Шрифт:
Интервал:
Закладка:
— Мы думаем, что этот мир вывихнут из сустава и что с окончанием Великой войны реальность потеряла свое постыдное равновесие. Парапсихология в новом мире заменит психологию; оккультизм займет место физики; паранойя затмит здравый разум, а семья уступит место ордам и сектам. Но нам все равно. Работы для нас и так будет выше крыши. К тому же некоторые мюнхенские теософы поругаются с лейпцигскими, мы зазнаемся, как те покойные довоенные немецкие оперные певцы. Как бы там ни было, мы все вместе будем работать над искажением земного шара и разрушением той толики разума, которая останется в головах людей после этой войны. Ура! Ад — это наше настоящее, поэтому наше будущее в нем мы принимаем абсолютно равнодушно. Ваши: Франц Хартман («Грязный Франц», ложно объявленный мертвым) и его магистр Хуго Форлат из Мюнхена, а вместе с ними и Карл Брандлер-Прахт из кабинета, устроенного в сатанинском погребе Фауста в Лейпциге.
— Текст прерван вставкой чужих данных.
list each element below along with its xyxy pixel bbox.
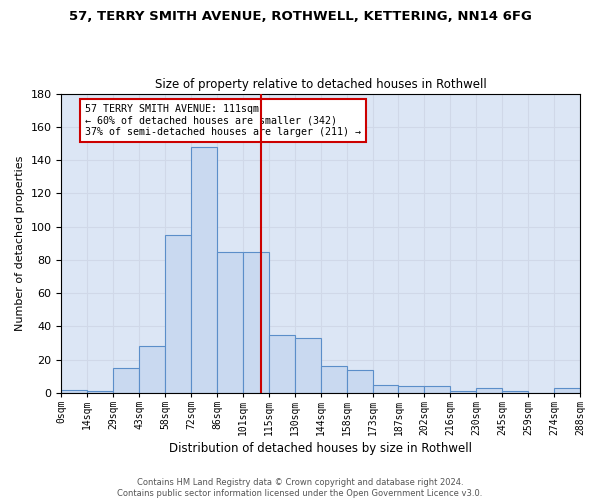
Y-axis label: Number of detached properties: Number of detached properties [15, 156, 25, 331]
Bar [61, 390, 88, 393]
Bar [165, 235, 191, 393]
Bar [269, 334, 295, 393]
Title: Size of property relative to detached houses in Rothwell: Size of property relative to detached ho… [155, 78, 487, 91]
Text: 57 TERRY SMITH AVENUE: 111sqm
← 60% of detached houses are smaller (342)
37% of : 57 TERRY SMITH AVENUE: 111sqm ← 60% of d… [85, 104, 361, 136]
Bar [373, 384, 398, 393]
Bar [347, 370, 373, 393]
Bar [88, 391, 113, 393]
Bar [139, 346, 165, 393]
Bar [476, 388, 502, 393]
Bar [554, 388, 580, 393]
Bar [321, 366, 347, 393]
Bar [243, 252, 269, 393]
Bar [502, 391, 528, 393]
Bar [424, 386, 451, 393]
X-axis label: Distribution of detached houses by size in Rothwell: Distribution of detached houses by size … [169, 442, 472, 455]
Bar [113, 368, 139, 393]
Text: Contains HM Land Registry data © Crown copyright and database right 2024.
Contai: Contains HM Land Registry data © Crown c… [118, 478, 482, 498]
Bar [295, 338, 321, 393]
Text: 57, TERRY SMITH AVENUE, ROTHWELL, KETTERING, NN14 6FG: 57, TERRY SMITH AVENUE, ROTHWELL, KETTER… [68, 10, 532, 23]
Bar [451, 391, 476, 393]
Bar [398, 386, 424, 393]
Bar [191, 147, 217, 393]
Bar [217, 252, 243, 393]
— Я Арчибальд Райс, и я все еще надеюсь, что новый мир будет справедливее старого, хотя и не знаю, что еще держит меня при таком мнении, если как криминолог я видел, что ничего в человеке не изменилось ни внешне, ни внутренне, какому бы усилию или смертельной опасности мы его ни подвергали…
ЭПИЛОГ
И сны снов
Недавно в находящийся почти на границе между Германией и Нидерландами санаторий, куда помещают павших духом и доведенных до крайнего нервного истощения людей, прибыл очень важный пациент. Происходило что-то необычное, если судить по черным автомобилям с огромными ветровыми стеклами. В странной тишине они подъехали по обсыпанной гравием дороге и остановились прямо у входа в огромное мрачное здание с двумя флигелями, заросшими бугенвиллеей и плющом. Из машин вышли солдаты в форме — странная компания, больше походящая на комедиантов, чем на телохранителей: не перекинувшись ни словом, они начали сгибаться в талии, вставать на цыпочки и прикрывать ладонью глаза, чтобы, глядя прямо на заходящее солнце, рассмотреть что-то вдали.
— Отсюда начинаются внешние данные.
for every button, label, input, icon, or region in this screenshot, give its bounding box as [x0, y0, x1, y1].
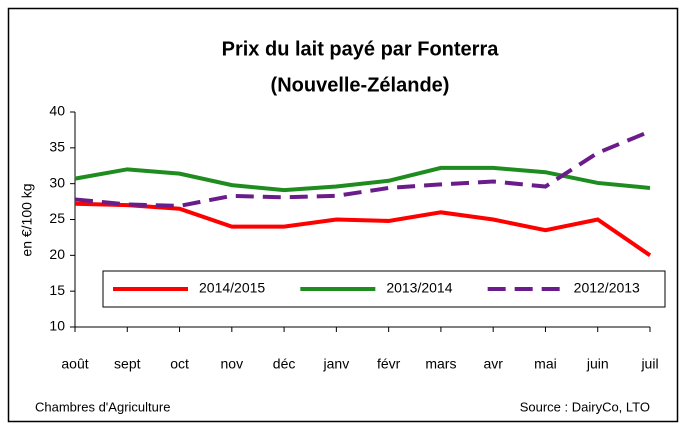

За этими нервными солдатами наблюдали люди, павшие духом и доведенные до крайнего нервного истощения. Они не знали, как объяснить присутствие солдат в этом спокойном, комфортном санатории, который почти не затронула война, потому что здесь лечились богатые пациенты. Даже если бы и забрел сюда какой-нибудь участник Великой войны, то отнюдь не обычный солдат с передовой, отравленный бертолитом или страдающий невыносимыми головными болями после пули, недавно извлеченной из его безумной армейской головы. Нет, в этом санатории лечили настоящих пациентов вместе с мнимыми, и небольшой врачебный коллектив, в полном составе проживавший здесь же, серьезно относился и к тем и к другим, потому что все жильцы этого дома отдыха на зеленом холме были чем-то значимым, а любой их невроз или психоз — чем-то особенным.
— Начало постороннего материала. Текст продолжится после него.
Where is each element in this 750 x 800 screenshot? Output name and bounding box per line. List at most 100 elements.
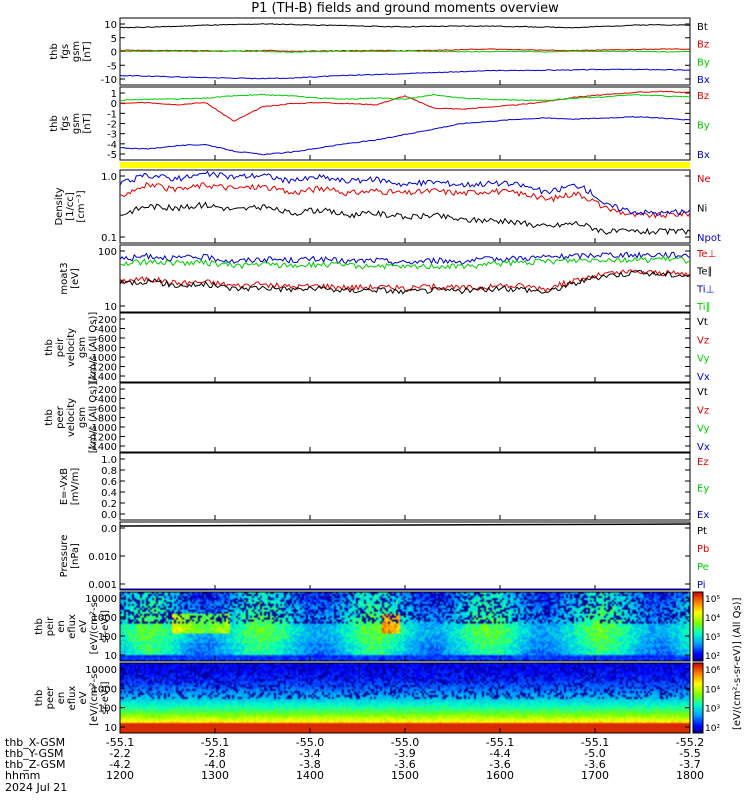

У каждого пациента была своя медицинская карта, свой врач, своя одноместная палата и своя медсестра, которая, казалось, заботилась только о нем. И все это избранное общество павших духом и доведенных до нервного истощения людей сразу осознало, что в их санаторий прибывает кто-то особенный, даже в сравнении с ними. О необычном госте заговорили и те, кто чаще молчит, и те, кто лишь изредка бормочет себе под нос, и те, кто каждый день произносит пламенные речи… Пациент прибыл. Прошло три дня с тех пор, как загадочные солдаты осматривали здание и окрестности, будто тренировались, а в санаторий — как твердили все — прибыл император Вильгельм собственной персоной. Лишь немногие в этом сомневались, да и то недолго, а поскольку вновь прибывшего никто не видел, невозможно было ни подтвердить, ни опровергнуть его приезд.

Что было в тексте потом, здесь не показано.